Natürlich sich die Frage, ob man den ersten Teil zuvor gelesen haben sollte. Diese würde ich mit einem ...

Wie sich schon am Ende des ersten Teils angekündigte, gehen die Abenteuer von Sam London weiter.

Natürlich sich die Frage, ob man den ersten Teil zuvor gelesen haben sollte. Diese würde ich mit einem klaren „Ja“ beantworten. Sicherlich bekommt man zu Beginn einen kurzen Rückblick und der ein oder andere Charakter wird noch mal vorgestellt. Es ist aber vergleichbar mit Harry Potter. Da sollte man auch alle Bände von Anfang an gelesen haben.

Die Geschichte startet wieder in den USA und führt Sam und seine Freunde zu Beginn nach San Francisco. Doch auch diese Geschichte weiter sich über Grenzen hinweg aus. Wie im ersten Band sind die Örtlichkeiten sehr real beschrieben. So lässt sich z.B. die Verfolgungsjagd des „Selkies“ durch San Francisco bis zum Pier 39 wie im Buch beschrieben auf einer Karte nachvollziehen.
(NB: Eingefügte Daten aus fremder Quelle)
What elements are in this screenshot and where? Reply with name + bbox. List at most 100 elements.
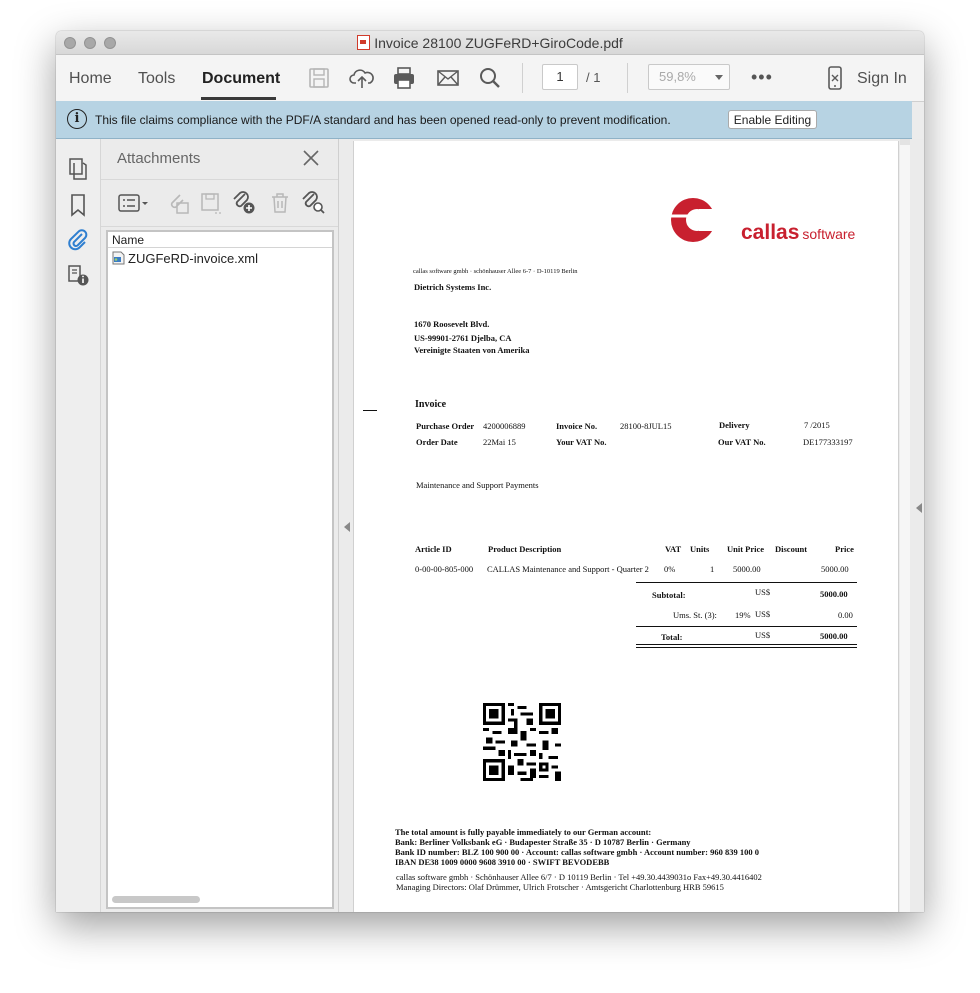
- print-icon[interactable]: [391, 65, 417, 91]
- navigation-rail: [56, 139, 101, 912]
- fold-mark: [363, 410, 377, 411]
- our-vat-value: DE177333197: [803, 437, 853, 447]
- expand-right-panel-handle[interactable]: [916, 503, 922, 513]
- payment-line-4: IBAN DE38 1009 0000 9608 3910 00 · SWIFT…: [395, 857, 610, 867]
- tax-label: Ums. St. (3):: [673, 610, 717, 620]
- upload-icon[interactable]: [349, 65, 375, 91]
- recipient-name: Dietrich Systems Inc.: [414, 282, 492, 292]
- email-icon[interactable]: [435, 65, 461, 91]
- add-attachment-icon[interactable]: [231, 190, 257, 216]
- delete-attachment-icon[interactable]: [267, 190, 293, 216]
- main-toolbar: Home Tools Document 1 / 1 59,8% ••• Sign…: [56, 55, 924, 102]
- acrobat-window: Invoice 28100 ZUGFeRD+GiroCode.pdf Home …: [56, 31, 924, 912]
- row-description: CALLAS Maintenance and Support - Quarter…: [487, 564, 649, 574]
- tab-document[interactable]: Document: [202, 70, 280, 88]
- toolbar-separator: [627, 63, 628, 93]
- xml-file-icon: [112, 251, 125, 265]
- row-article-id: 0-00-00-805-000: [415, 564, 474, 574]
- subtotal-rule: [636, 582, 857, 583]
- invoice-subject: Maintenance and Support Payments: [416, 480, 539, 490]
- payment-line-2: Bank: Berliner Volksbank eG · Budapester…: [395, 837, 691, 847]
- col-units: Units: [690, 544, 710, 554]
- double-rule-1: [636, 644, 857, 645]
- payment-line-1: The total amount is fully payable immedi…: [395, 827, 652, 837]
- document-properties-icon[interactable]: [66, 263, 90, 287]
- your-vat-label: Your VAT No.: [556, 437, 607, 447]
- subtotal-label: Subtotal:: [652, 590, 686, 600]
- active-tab-indicator: [201, 97, 276, 100]
- search-icon[interactable]: [477, 65, 503, 91]
- page-thumbnails-icon[interactable]: [66, 157, 90, 181]
- tax-currency: US$: [755, 609, 771, 619]
- page-number-input[interactable]: 1: [542, 64, 578, 90]
- double-rule-2: [636, 647, 857, 648]
- more-tools-button[interactable]: •••: [751, 67, 773, 88]
- vertical-scrollbar[interactable]: [900, 139, 910, 912]
- total-value: 5000.00: [820, 631, 848, 641]
- info-message: This file claims compliance with the PDF…: [95, 113, 671, 127]
- close-icon[interactable]: [302, 149, 320, 167]
- attachments-panel: Attachments Name ZUGFeRD-invoice.xml: [101, 139, 339, 912]
- column-header-name[interactable]: Name: [108, 232, 332, 248]
- tax-rate: 19%: [735, 610, 751, 620]
- attachments-title: Attachments: [117, 150, 201, 167]
- zoom-value: 59,8%: [659, 69, 696, 84]
- tab-tools[interactable]: Tools: [138, 70, 175, 88]
- collapse-panel-handle[interactable]: [344, 522, 350, 532]
- row-vat: 0%: [664, 564, 676, 574]
- col-price: Price: [835, 544, 854, 554]
- payment-line-3: Bank ID number: BLZ 100 900 00 · Account…: [395, 847, 759, 857]
- recipient-street: 1670 Roosevelt Blvd.: [414, 319, 490, 329]
- pdf-page: callas software callas software gmbh · sc…: [353, 141, 899, 912]
- horizontal-scrollbar[interactable]: [112, 896, 200, 903]
- delivery-label: Delivery: [719, 420, 750, 430]
- total-currency: US$: [755, 630, 771, 640]
- save-attachment-icon[interactable]: [198, 190, 224, 216]
- attachment-filename: ZUGFeRD-invoice.xml: [128, 251, 259, 266]
- logo-text: callas software: [741, 221, 855, 245]
- po-label: Purchase Order: [416, 421, 475, 431]
- scrollbar-thumb[interactable]: [900, 139, 910, 145]
- enable-editing-button[interactable]: Enable Editing: [728, 110, 817, 129]
- attachment-paperclip-icon[interactable]: [66, 228, 90, 252]
- pdfa-info-bar: i This file claims compliance with the P…: [56, 101, 912, 139]
- invoice-title: Invoice: [415, 399, 447, 410]
- open-attachment-icon[interactable]: [165, 190, 191, 216]
- page-total: / 1: [586, 70, 601, 85]
- logo-brand: callas: [741, 221, 800, 244]
- subtotal-currency: US$: [755, 587, 771, 597]
- recipient-country: Vereinigte Staaten von Amerika: [414, 345, 530, 355]
- toolbar-separator: [522, 63, 523, 93]
- pdf-file-icon: [357, 35, 371, 50]
- sender-line: callas software gmbh · schönhauser Allee…: [413, 268, 578, 275]
- list-item[interactable]: ZUGFeRD-invoice.xml: [112, 251, 258, 267]
- window-title: Invoice 28100 ZUGFeRD+GiroCode.pdf: [56, 35, 924, 51]
- po-value: 4200006889: [483, 421, 526, 431]
- chevron-down-icon: [715, 75, 723, 80]
- row-price: 5000.00: [821, 564, 849, 574]
- our-vat-label: Our VAT No.: [718, 437, 766, 447]
- footer-line-1: callas software gmbh · Schönhauser Allee…: [396, 872, 762, 882]
- options-menu-icon[interactable]: [116, 190, 150, 216]
- delivery-value: 7 /2015: [804, 420, 830, 430]
- recipient-city: US-99901-2761 Djelba, CA: [414, 333, 512, 343]
- col-article-id: Article ID: [415, 544, 452, 554]
- col-discount: Discount: [775, 544, 808, 554]
- zoom-select[interactable]: 59,8%: [648, 64, 730, 90]
- mobile-icon[interactable]: [822, 65, 848, 91]
- invoice-no-value: 28100-8JUL15: [620, 421, 672, 431]
- search-attachment-icon[interactable]: [300, 190, 326, 216]
- col-vat: VAT: [665, 544, 682, 554]
- total-rule: [636, 626, 857, 627]
- bookmark-icon[interactable]: [66, 193, 90, 217]
- row-unit-price: 5000.00: [733, 564, 761, 574]
- tax-value: 0.00: [838, 610, 853, 620]
- info-icon: i: [67, 109, 87, 129]
- sign-in-button[interactable]: Sign In: [857, 70, 907, 88]
- col-description: Product Description: [488, 544, 562, 554]
- save-icon[interactable]: [306, 65, 332, 91]
- girocode-qr-code: [483, 703, 561, 781]
- order-date-label: Order Date: [416, 437, 458, 447]
- document-viewer: callas software callas software gmbh · sc…: [339, 139, 924, 912]
- tab-home[interactable]: Home: [69, 70, 112, 88]
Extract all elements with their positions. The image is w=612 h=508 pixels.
Neben den „altbekannten Freunden“ trifft Sam auch auf neue Charaktere. Es gibt viele Wendungen und unerwartete Feinde, die die Geschichte bereichern. Und ja! Es wimmelt wieder nur so von magischen Wesen und auch in diesem Band wird wieder die Fantasie des Lesers angeregt. Oft fiel es meinen Jungs und mir schwer, alle Kreaturen unterzubringen. Viele haben nur einen kurzen Auftritt und „überladen“ das Buch nur. Wie im Klappentext beschrieben, bleibt dem Team des IMW nur wenig Zeit, die Gefahr abzuwenden. Nebenbei versucht Sam aber auch das Geheimnis um seine Familie zu lüften. Aber das soll auch vom Inhalt wieder reichen.

Der Schreibstil ist weiterhin flüssig gehalten, aber auch in diesem Band braucht es wieder seien Zeit, bis man im Buch angekommen ist. Und auch hier finden sich wieder „Akten-Einträge“ mit sachlichen Hintergrundinformationen. Diese bremsen dann aber wieder den Lesefluss.

Auch am Ende dieses Buches gibt es wieder ein Glossar mit ein paar Infos zu den mythischen Wesen und ein Verweis auf Nationalparks der USA, Chiles, Neuseeland, Irland und Indien.

Das Buch wird Fans von „Harry Potter“, den „Phantastischen Tierwesen“ oder den Kreaturen aus dem „Helden des Olymps“ ansprechen und sicherlich gefallen. Und vielleicht benötigt man auch die kindliche Fantasie, um sich auf diese Geschichte einzulassen. Zum Ende hin macht es auch wieder den Eindruck, als wäre mit einem weiteren Abenteuer zu rechnen.